German guitar amplifier manufacturer

Diezel Amplification GmbH is a company based in Bad Steben, Germany, founded by Peter Diezel and Peter Stapfer, that builds high-end guitar amplifiers. The company was established in 1992.

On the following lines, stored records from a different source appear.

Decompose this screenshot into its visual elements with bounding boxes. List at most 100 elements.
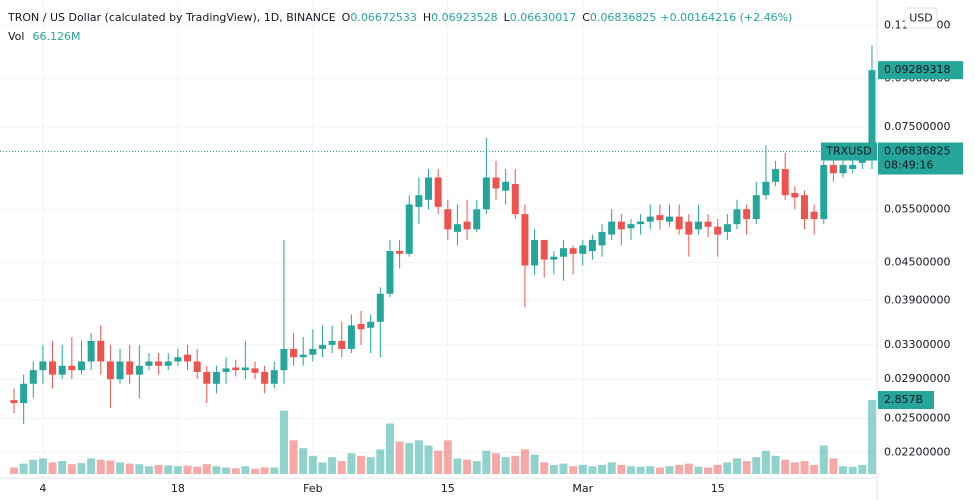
volume-bar	[790, 462, 799, 474]
candle-body	[376, 293, 384, 322]
candle-body	[723, 224, 731, 232]
candle-body	[405, 204, 413, 254]
volume-bar	[472, 461, 481, 474]
candle-body	[184, 354, 192, 362]
candle-body	[463, 221, 471, 230]
volume-bar	[164, 465, 173, 474]
candle-body	[685, 221, 693, 235]
candle-body	[579, 245, 587, 254]
ohlc-value: 0.06672533	[350, 11, 416, 24]
y-tick-label: 0.03900000	[884, 294, 950, 307]
candle-body	[145, 361, 153, 366]
volume-bar	[337, 461, 346, 474]
candle-body	[666, 216, 674, 222]
candle-body	[29, 370, 37, 384]
candle-body	[540, 239, 548, 260]
candle-body	[425, 177, 433, 200]
title: TRON / US Dollar (calculated by TradingV…	[7, 11, 336, 24]
volume-bar	[675, 464, 684, 474]
candle-body	[473, 209, 481, 230]
volume-bar	[723, 462, 732, 474]
volume-bar	[771, 455, 780, 474]
ohlc-key: O	[342, 11, 351, 24]
ohlc-key: C	[582, 11, 590, 24]
candle-body	[646, 216, 654, 222]
candle-body	[251, 368, 259, 373]
volume-bar	[241, 466, 250, 474]
candle-body	[20, 383, 28, 404]
volume-bar	[183, 465, 192, 474]
currency-label[interactable]: USD	[909, 12, 933, 25]
volume-bar	[299, 448, 308, 474]
volume-bar	[260, 467, 269, 474]
candle-body	[531, 239, 539, 266]
candle-body	[656, 215, 664, 221]
volume-pane	[10, 399, 876, 474]
candle-body	[232, 367, 240, 371]
volume-bar	[530, 454, 539, 474]
candle-body	[77, 361, 85, 371]
candle-body	[97, 340, 105, 362]
volume-legend: Vol 66.126M	[8, 30, 80, 43]
volume-bar	[636, 466, 645, 474]
candle-body	[502, 181, 510, 191]
candle-body	[155, 361, 163, 366]
volume-bar	[684, 463, 693, 474]
x-tick-label: 15	[441, 482, 455, 495]
volume-bar	[800, 461, 809, 474]
volume-bar	[761, 450, 770, 474]
volume-bar	[231, 468, 240, 474]
volume-bar	[173, 466, 182, 474]
candle-body	[347, 325, 355, 349]
x-tick-label: 15	[711, 482, 725, 495]
candle-body	[752, 195, 760, 220]
candle-body	[203, 371, 211, 384]
candle-body	[434, 177, 442, 207]
volume-bar	[819, 445, 828, 474]
candle-body	[212, 371, 220, 384]
candle-body	[222, 368, 230, 372]
candle-body	[396, 250, 404, 254]
volume-bar	[48, 462, 57, 474]
candle-body	[694, 221, 702, 230]
volume-bar	[347, 453, 356, 474]
x-tick-label: 18	[171, 482, 185, 495]
candle-body	[617, 221, 625, 230]
volume-bar	[829, 458, 838, 474]
candle-body	[559, 248, 567, 257]
volume-bar	[520, 449, 529, 474]
candle-body	[386, 250, 394, 294]
candle-body	[733, 209, 741, 225]
candle-body	[39, 361, 47, 371]
y-tick-label: 0.03300000	[884, 338, 950, 351]
candle-body	[762, 181, 770, 196]
volume-bar	[511, 455, 520, 474]
candle-body	[492, 177, 500, 189]
volume-label: 2.857B	[884, 393, 923, 406]
volume-bar	[482, 450, 491, 474]
volume-bar	[135, 464, 144, 474]
candle-body	[550, 256, 558, 260]
x-tick-label: Feb	[303, 482, 322, 495]
candle-body	[521, 214, 529, 266]
countdown: 08:49:16	[884, 159, 933, 172]
legend-line: TRON / US Dollar (calculated by TradingV…	[7, 11, 792, 24]
last-price-box	[878, 142, 963, 175]
volume-bar	[443, 440, 452, 474]
candle-body	[87, 340, 95, 362]
volume-bar	[77, 463, 86, 474]
candle-body	[444, 209, 452, 230]
volume-bar	[646, 466, 655, 474]
volume-bar	[810, 464, 819, 474]
currency-button[interactable]	[904, 7, 938, 29]
candle-body	[318, 344, 326, 349]
candle-body	[116, 361, 124, 380]
volume-bar	[665, 466, 674, 474]
y-tick-label: 0.02200000	[884, 445, 950, 458]
candle-body	[868, 70, 876, 155]
volume-bar	[318, 462, 327, 474]
symbol-box	[821, 142, 877, 161]
volume-bar	[569, 466, 578, 474]
volume-bar	[607, 462, 616, 474]
candle-body	[482, 177, 490, 210]
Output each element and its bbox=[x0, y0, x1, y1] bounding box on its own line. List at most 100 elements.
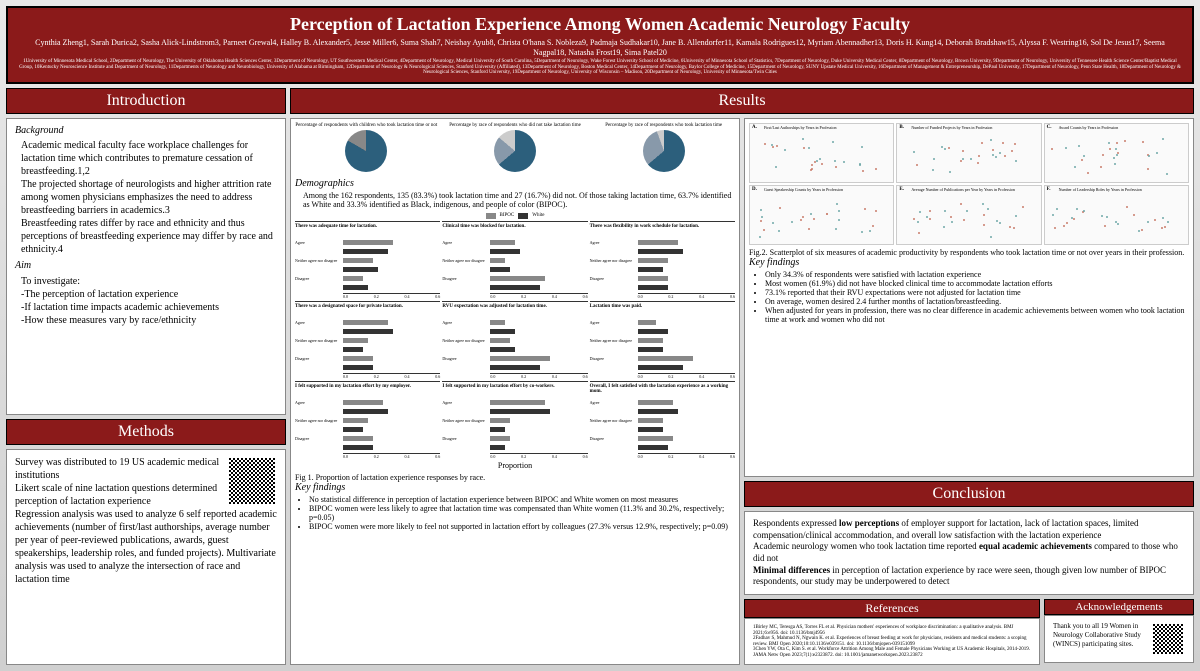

==Current amplifier models==

| Model | Preamp | Poweramp | Loops | Dimensions | Mass | Form factor(s) | Output |
|---|---|---|---|---|---|---|---|
| VH-X | 4-channel, 99 storable presets, 10 assignable DFX | Mono, 4 tubes | 3: 1 switchable pre-loop, 2 switchable fx loops | 23.5 x 11.5 x 11.5 in | 53 lb (24 kg) | Head | 100W |
| VH4 | 4-channel | Mono, 4 tubes | 4 channel inserts, serial and parallel master loops | 29 × 11 × 11 in 74 × 28 × 28 cm | 50 lb (23 kg) | Head | 90 — 160W |
| VH4S | 4-channel | Stereo, 4 tubes | 4 channel inserts, serial and parallel master loops | 29 × 11 × 11 in 74 × 28 × 28 cm | 50 lb (23 kg) | Head | 2 × 50W |
| VH2 | 2-channel | Mono, 4 tubes | series; non midi switchable | 29 × 11 × 11 in 74 × 28 × 28 cm | 51 lb (23 kg) | Head | 100W |
| Herbert | 3-channel | Mono, 6 tubes | 1 parallel, 1 insert loops, 1 switchable insert loop | 29 × 11 × 11 in 74 × 28 × 28 cm | 60 lb (27 kg) | Head | 180W |
| Hagen | 4-channel | Mono, 4 tubes | 1 parallel, 1 insert loops, 1 switchable insert loop | 29 × 11 × 11 in 74 × 28 × 28 cm | 53 lb (24 kg) | Head | 100W |
| D-Moll | 2,5-channel (channels 2 and 3 share the tone stack) | Mono, 4 tubes | series and parallel; both sends are midi switchable | 23 × 12 × 11 in 59 × 29,5 × 27 cm | 51 lb (23 kg) | Head | 100W |
| Lil Fokker | 2-channel; non midi switchable | Mono, 4 tubes | series; non midi switchable | 29 × 11 × 11 in 74 × 28 × 28 cm | 51 lb (23 kg) | Head | 100W |
| Schmidt | 3 ECC83, 1 ECC81 2-channel class A with boost | Mono, 2 tubes | TBA serial and parallel loop, switchable reverb for both channels | 20 × 12 × 12 in 50 × 30 × 31 cm | 48,5 lb (22 kg) | Head | 15-30W |
| Lucy (bass amp) | TBA | up to 8 EL34 500 Watts RMS | TBA parallel and serial loop | TBA | TBA | Head | TBA |

- 6L6, EL34, 5881, 6550, KT66, KT88, etc. can be used.

==Out of production amplifier models==

| Model | Preamp | Poweramp | Loops | Dimensions | Mass | Form factor(s) | Output |
|---|---|---|---|---|---|---|---|
| Einstein | 2-channel | Mono, 2 or 4 tubes | 1 parallel, 1 serial | Combo: 59 × 45 × 30 cm Head: 59 × 25 × 30 cm | Combo: (31 kg) Head: 50W (19 kg), 100W (21 kg) | Head Combo | 50W, 100W 50W |

==Cabinets==

Diezel offers 4x12 and 2x12 cabinets in front or rear loaded configurations. The front loaded cabinets come standard with V30 or G12K100 speakers while the rear loaded cabinets come standard with a Hemp cone speaker. All cabinets are now made in Germany with black grill cloth.

==Bands and artists==

The following bands and artists use or have used Diezel Amps: Killswitch Engage, Adam Jones of Tool, Matthew Bellamy of Muse, Metallica, Dave Meniketti of Y&T, Billy Corgan, Nine Inch Nails, Guns N' Roses, Slipknot, Ian D'Sa of Billy Talent, Brent Hinds and Bill Kelliher of Mastodon, Korn, Wes Borland of Limp Bizkit, Mike Mushok of Staind, Greg O'Shea of The Prophecy, Within Temptation, Neal Schon, Buckethead, Dir En Grey, Ayabie, George Lynch, Godsmack, Mark Tremonti, Genghis Tron, Shinedown, Myles Kennedy of Alter Bridge, Miles Holmwood of Stereos, Weezer, Dave Cee of The Meese Commission, Warren DeMartini, The Arusha Accord, Tadashi, Steve Robello of Dublin Death Patrol and Barry Stock of Three Days Grace.